Em Moçambique, o Serviço de Informação e Segurança do Estado (SISE) opera num regime de quase total opacidade. Sem fiscalização parlamentar, sem auditorias públicas e sem prestação de contas à sociedade, o SISE consolidou-se como uma entidade quase intocável — um verdadeiro “Estado dentro do Estado”.
Um vácuo legal que custa caro
Enquanto outras democracias africanas, como África do Sul, Quénia e Gana, implementam mecanismos robustos para supervisionar os seus serviços secretos, em Moçambique o SISE permanece blindado por uma estrutura legal que o coloca sob o exclusivo controle do Presidente da República.
Na África do Sul, o Joint Standing Committee on Intelligence obriga os serviços secretos a prestarem contas regularmente ao Parlamento, analisando relatórios e chamando os seus directores para depor. No Quénia, o National Intelligence Service (NIS) responde a um comité presidencial composto por civis, e o Bureau of National Investigations, no Gana, é sujeito a auditorias anuais e relatórios parlamentares.
Em Moçambique, o oposto
Aqui, o SISE nunca publica relatórios, nunca enfrenta auditorias externas e jamais respondeu publicamente por episódios que marcaram a história recente do país. O exemplo mais emblemático? O escândalo das dívidas ocultas, em que parte da dívida externa contraída secretamente foi facilitada por quadros da própria secreta, sem que o Parlamento, a sociedade civil ou os cidadãos tivessem conhecimento.

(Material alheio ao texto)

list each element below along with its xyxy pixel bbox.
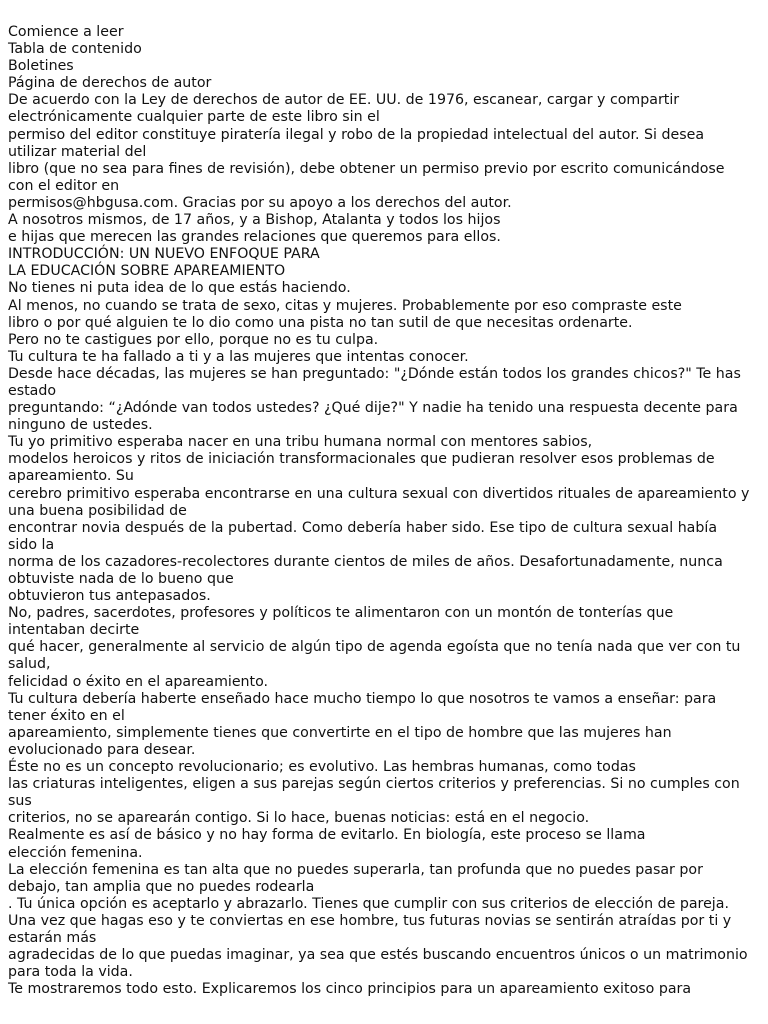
- text-line: A nosotros mismos, de 17 años, y a Bishop, Atalanta y todos los hijos: [8, 212, 501, 229]
- text-line: encontrar novia después de la pubertad. Como debería haber sido. Ese tipo de cultura sexual había: [8, 519, 718, 536]
- text-line: agradecidas de lo que puedas imaginar, ya sea que estés buscando encuentros únicos o un matrimonio: [8, 947, 748, 964]
- text-line: Tu cultura te ha fallado a ti y a las mujeres que intentas conocer.: [8, 348, 469, 365]
- text-line: libro (que no sea para fines de revisión), debe obtener un permiso previo por escrito comunicándose: [8, 160, 725, 177]
- text-line: Boletines: [8, 58, 74, 75]
- text-line: No tienes ni puta idea de lo que estás haciendo.: [8, 280, 351, 297]
- text-line: evolucionado para desear.: [8, 741, 196, 758]
- text-line: intentaban decirte: [8, 622, 140, 639]
- text-line: obtuvieron tus antepasados.: [8, 588, 211, 605]
- text-line: sido la: [8, 536, 55, 553]
- text-line: Te mostraremos todo esto. Explicaremos los cinco principios para un apareamiento exitoso para: [8, 981, 692, 998]
- text-line: Pero no te castigues por ello, porque no es tu culpa.: [8, 331, 379, 348]
- text-line: apareamiento, simplemente tienes que convertirte en el tipo de hombre que las mujeres han: [8, 724, 672, 741]
- text-line: para toda la vida.: [8, 964, 133, 981]
- text-line: una buena posibilidad de: [8, 502, 187, 519]
- text-line: norma de los cazadores-recolectores durante cientos de miles de años. Desafortunadamente, nunca: [8, 553, 723, 570]
- text-line: estarán más: [8, 929, 97, 946]
- text-line: De acuerdo con la Ley de derechos de autor de EE. UU. de 1976, escanear, cargar y compartir: [8, 92, 680, 109]
- text-line: Desde hace décadas, las mujeres se han preguntado: "¿Dónde están todos los grandes chicos?" Te has: [8, 365, 741, 382]
- text-line: Una vez que hagas eso y te conviertas en ese hombre, tus futuras novias se sentirán atraídas por ti y: [8, 912, 732, 929]
- text-line: La elección femenina es tan alta que no puedes superarla, tan profunda que no puedes pasar por: [8, 861, 703, 878]
- text-line: Realmente es así de básico y no hay forma de evitarlo. En biología, este proceso se llama: [8, 827, 646, 844]
- text-line: ninguno de ustedes.: [8, 417, 153, 434]
- text-line: cerebro primitivo esperaba encontrarse en una cultura sexual con divertidos rituales de apareamiento y: [8, 485, 750, 502]
- text-line: con el editor en: [8, 177, 120, 194]
- text-line: modelos heroicos y ritos de iniciación transformacionales que pudieran resolver esos problemas de: [8, 451, 715, 468]
- text-line: libro o por qué alguien te lo dio como una pista no tan sutil de que necesitas ordenarte.: [8, 314, 633, 331]
- text-line: Tu yo primitivo esperaba nacer en una tribu humana normal con mentores sabios,: [8, 434, 593, 451]
- text-line: las criaturas inteligentes, eligen a sus parejas según ciertos criterios y preferencias. Si no cumples con: [8, 776, 740, 793]
- text-line: preguntando: “¿Adónde van todos ustedes? ¿Qué dije?" Y nadie ha tenido una respuesta decente para: [8, 400, 738, 417]
- text-line: felicidad o éxito en el apareamiento.: [8, 673, 269, 690]
- text-line: Al menos, no cuando se trata de sexo, citas y mujeres. Probablemente por eso compraste este: [8, 297, 682, 314]
- text-line: LA EDUCACIÓN SOBRE APAREAMIENTO: [8, 263, 286, 280]
- text-line: salud,: [8, 656, 51, 673]
- text-line: elección femenina.: [8, 844, 143, 861]
- text-line: permiso del editor constituye piratería ilegal y robo de la propiedad intelectual del autor. Si desea: [8, 126, 705, 143]
- text-line: criterios, no se aparearán contigo. Si lo hace, buenas noticias: está en el negocio.: [8, 810, 590, 827]
- text-line: Tabla de contenido: [8, 41, 142, 58]
- text-line: estado: [8, 382, 57, 399]
- text-line: sus: [8, 793, 32, 810]
- text-line: . Tu única opción es aceptarlo y abrazarlo. Tienes que cumplir con sus criterios de elección de pareja.: [8, 895, 729, 912]
- text-line: INTRODUCCIÓN: UN NUEVO ENFOQUE PARA: [8, 246, 320, 263]
- text-line: Página de derechos de autor: [8, 75, 212, 92]
- text-line: Comience a leer: [8, 24, 124, 40]
- text-line: electrónicamente cualquier parte de este libro sin el: [8, 109, 380, 126]
- text-line: debajo, tan amplia que no puedes rodearla: [8, 878, 315, 895]
- text-line: qué hacer, generalmente al servicio de algún tipo de agenda egoísta que no tenía nada que ver con tu: [8, 639, 741, 656]
- text-line: e hijas que merecen las grandes relaciones que queremos para ellos.: [8, 229, 501, 246]
- text-line: No, padres, sacerdotes, profesores y políticos te alimentaron con un montón de tonterías que: [8, 605, 674, 622]
- text-line: permisos@hbgusa.com. Gracias por su apoyo a los derechos del autor.: [8, 194, 512, 211]
- text-line: obtuviste nada de lo bueno que: [8, 571, 234, 587]
- text-line: utilizar material del: [8, 143, 147, 160]
- text-line: Éste no es un concepto revolucionario; es evolutivo. Las hembras humanas, como todas: [8, 759, 636, 776]
- text-line: tener éxito en el: [8, 707, 125, 724]
- text-line: Tu cultura debería haberte enseñado hace mucho tiempo lo que nosotros te vamos a enseñar: para: [8, 690, 717, 707]
- text-line: apareamiento. Su: [8, 468, 134, 485]
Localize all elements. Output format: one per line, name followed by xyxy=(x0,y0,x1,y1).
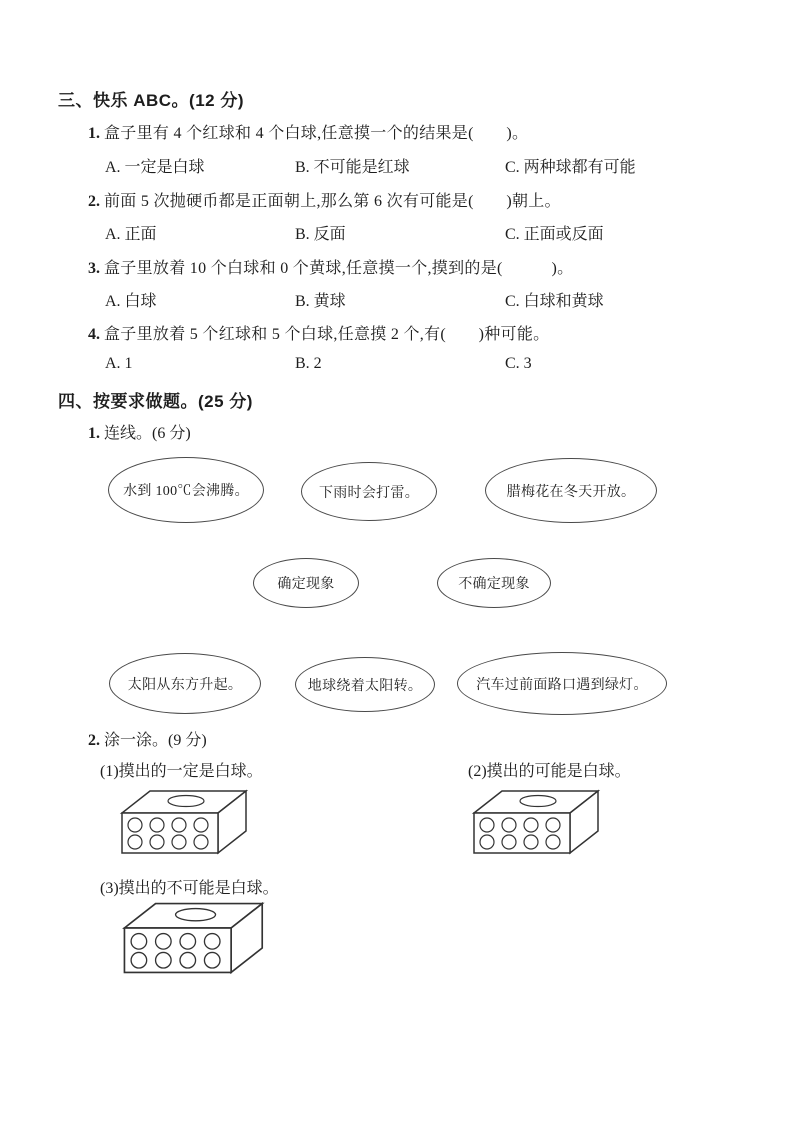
question-item xyxy=(88,188,561,211)
paint-item-3-label: (3)摸出的不可能是白球。 xyxy=(100,880,279,897)
connect-oval: 不确定现象 xyxy=(437,558,551,608)
question-number: 2. xyxy=(88,193,100,210)
paint-exercise-label xyxy=(88,727,207,750)
ball-box-illustration xyxy=(118,787,253,857)
connect-oval: 下雨时会打雷。 xyxy=(301,462,437,521)
paint-item-2-label: (2)摸出的可能是白球。 xyxy=(468,763,631,780)
connect-oval: 腊梅花在冬天开放。 xyxy=(485,458,657,523)
paint-item-1-label: (1)摸出的一定是白球。 xyxy=(100,763,263,780)
connect-oval: 水到 100℃会沸腾。 xyxy=(108,457,264,523)
option-c: C. 两种球都有可能 xyxy=(505,159,636,176)
question-text: 盒子里放着 5 个红球和 5 个白球,任意摸 2 个,有( )种可能。 xyxy=(104,326,550,343)
connect-oval: 汽车过前面路口遇到绿灯。 xyxy=(457,652,667,715)
question-item xyxy=(88,120,528,143)
question-item xyxy=(88,321,549,344)
question-number: 4. xyxy=(88,326,100,343)
connect-oval: 地球绕着太阳转。 xyxy=(295,657,435,712)
question-number: 1. xyxy=(88,425,100,442)
option-c: C. 正面或反面 xyxy=(505,226,604,243)
ball-box-illustration xyxy=(120,899,270,977)
connect-oval: 太阳从东方升起。 xyxy=(109,653,261,714)
option-b: B. 黄球 xyxy=(295,293,346,310)
option-c: C. 3 xyxy=(505,355,532,372)
question-number: 3. xyxy=(88,260,100,277)
question-number: 1. xyxy=(88,125,100,142)
option-a: A. 一定是白球 xyxy=(105,159,205,176)
question-number: 2. xyxy=(88,732,100,749)
option-b: B. 反面 xyxy=(295,226,346,243)
option-a: A. 正面 xyxy=(105,226,157,243)
section-heading-4: 四、按要求做题。(25 分) xyxy=(58,392,253,411)
exercise-label-text: 涂一涂。(9 分) xyxy=(104,732,207,749)
ball-box-illustration xyxy=(470,787,605,857)
question-text: 盒子里放着 10 个白球和 0 个黄球,任意摸一个,摸到的是( )。 xyxy=(104,260,574,277)
option-c: C. 白球和黄球 xyxy=(505,293,604,310)
options-row xyxy=(105,288,765,311)
question-item xyxy=(88,255,573,278)
question-text: 前面 5 次抛硬币都是正面朝上,那么第 6 次有可能是( )朝上。 xyxy=(104,193,561,210)
option-a: A. 白球 xyxy=(105,293,157,310)
option-a: A. 1 xyxy=(105,355,133,372)
question-text: 盒子里有 4 个红球和 4 个白球,任意摸一个的结果是( )。 xyxy=(104,125,529,142)
section-heading-3: 三、快乐 ABC。(12 分) xyxy=(58,91,245,110)
connect-oval: 确定现象 xyxy=(253,558,359,608)
exercise-label-text: 连线。(6 分) xyxy=(104,425,191,442)
options-row xyxy=(105,355,765,373)
connect-area xyxy=(58,447,758,732)
options-row xyxy=(105,221,765,244)
option-b: B. 不可能是红球 xyxy=(295,159,410,176)
options-row xyxy=(105,154,765,177)
option-b: B. 2 xyxy=(295,355,322,372)
connect-exercise-label xyxy=(88,420,191,443)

Esse esquema, que mergulhou o país num buraco financeiro superior a 2 mil milhões de dólares, mostrou como a ausência de supervisão abriu portas para a corrupção e o abuso de poder. Após o desastre, nunca houve um verdadeiro acerto de contas: o SISE respondeu apenas ao Presidente da República e seguiu operando como sempre.
Caminhos para a reforma
Em qualquer democracia sólida, o equilíbrio entre segurança nacional e responsabilidade democrática é vital. E Moçambique precisa urgentemente desse equilíbrio. A Assembleia da República tem a oportunidade — e a obrigação — de criar um comité parlamentar permanente que supervisione o SISE.

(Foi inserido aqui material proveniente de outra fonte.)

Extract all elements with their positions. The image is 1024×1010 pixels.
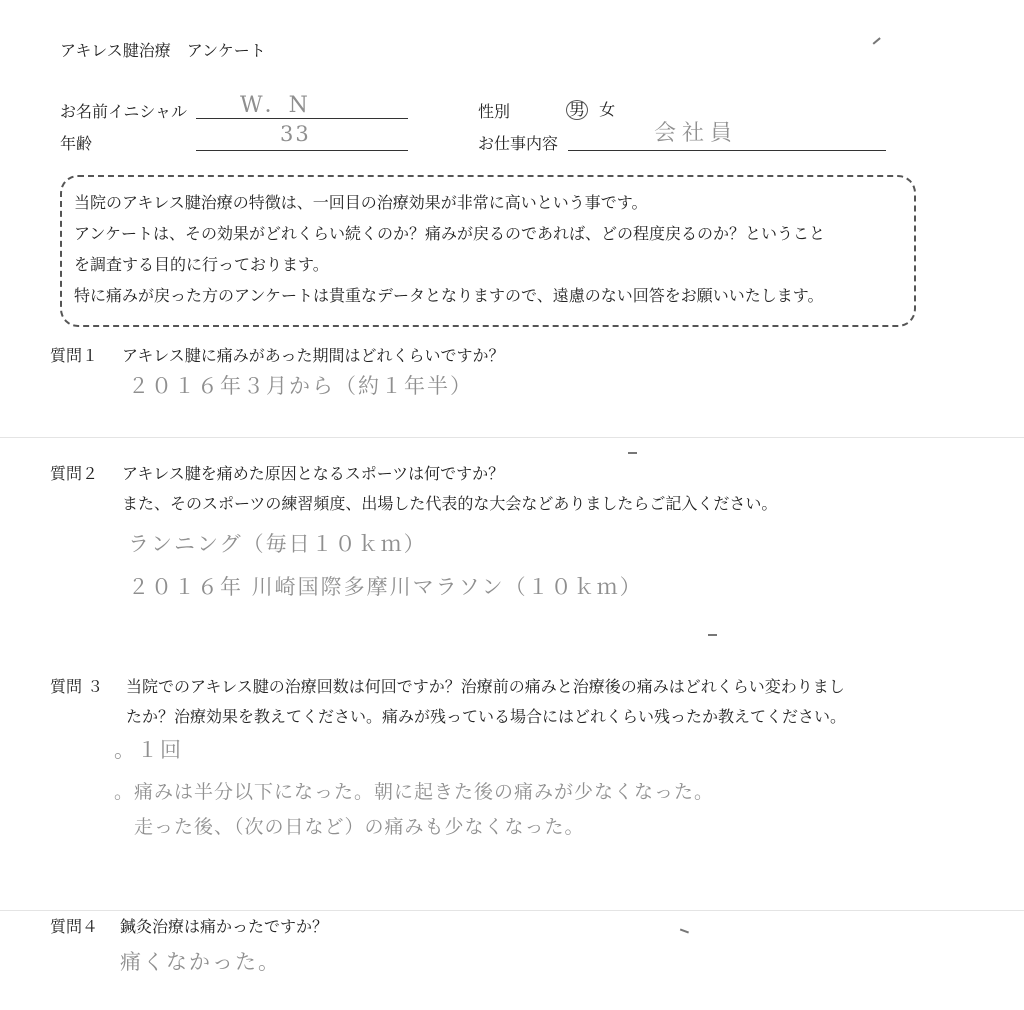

Esse comité poderia garantir que o serviço preste contas regularmente, que o seu orçamento esteja sujeito a auditorias sigilosas, mas independentes, e que as suas práticas internas obedeçam a critérios rigorosos de legalidade. Além disso, a partidarização da estrutura precisa dar lugar a uma profissionalização comprometida com o interesse nacional.
Segurança com transparência
Num momento em que a segurança nacional e a estabilidade política são preocupações crescentes, reforçar a transparência e o controlo civil sobre o SISE não o enfraquecerá — pelo contrário, reforçará a sua legitimidade aos olhos dos moçambicanos.
Afinal, pode o povo confiar num serviço secreto que vive escondido e distante do seu escrutínio? Numa democracia, a segurança do Estado nunca poderá significar medo do próprio Estado.
Conclusão
Moçambique precisa romper com o ciclo da opacidade que marca o SISE. Ao submeter o serviço a mecanismos claros de supervisão e auditoria, o país estará não apenas a prevenir novos descalabros como o das dívidas ocultas, mas a colocar a própria segurança nacional num patamar mais sólido e democrático.
Segurança e transparência são duas faces da mesma moeda. E já passou da hora de essa moeda circular em benefício de todos os moçambicanos.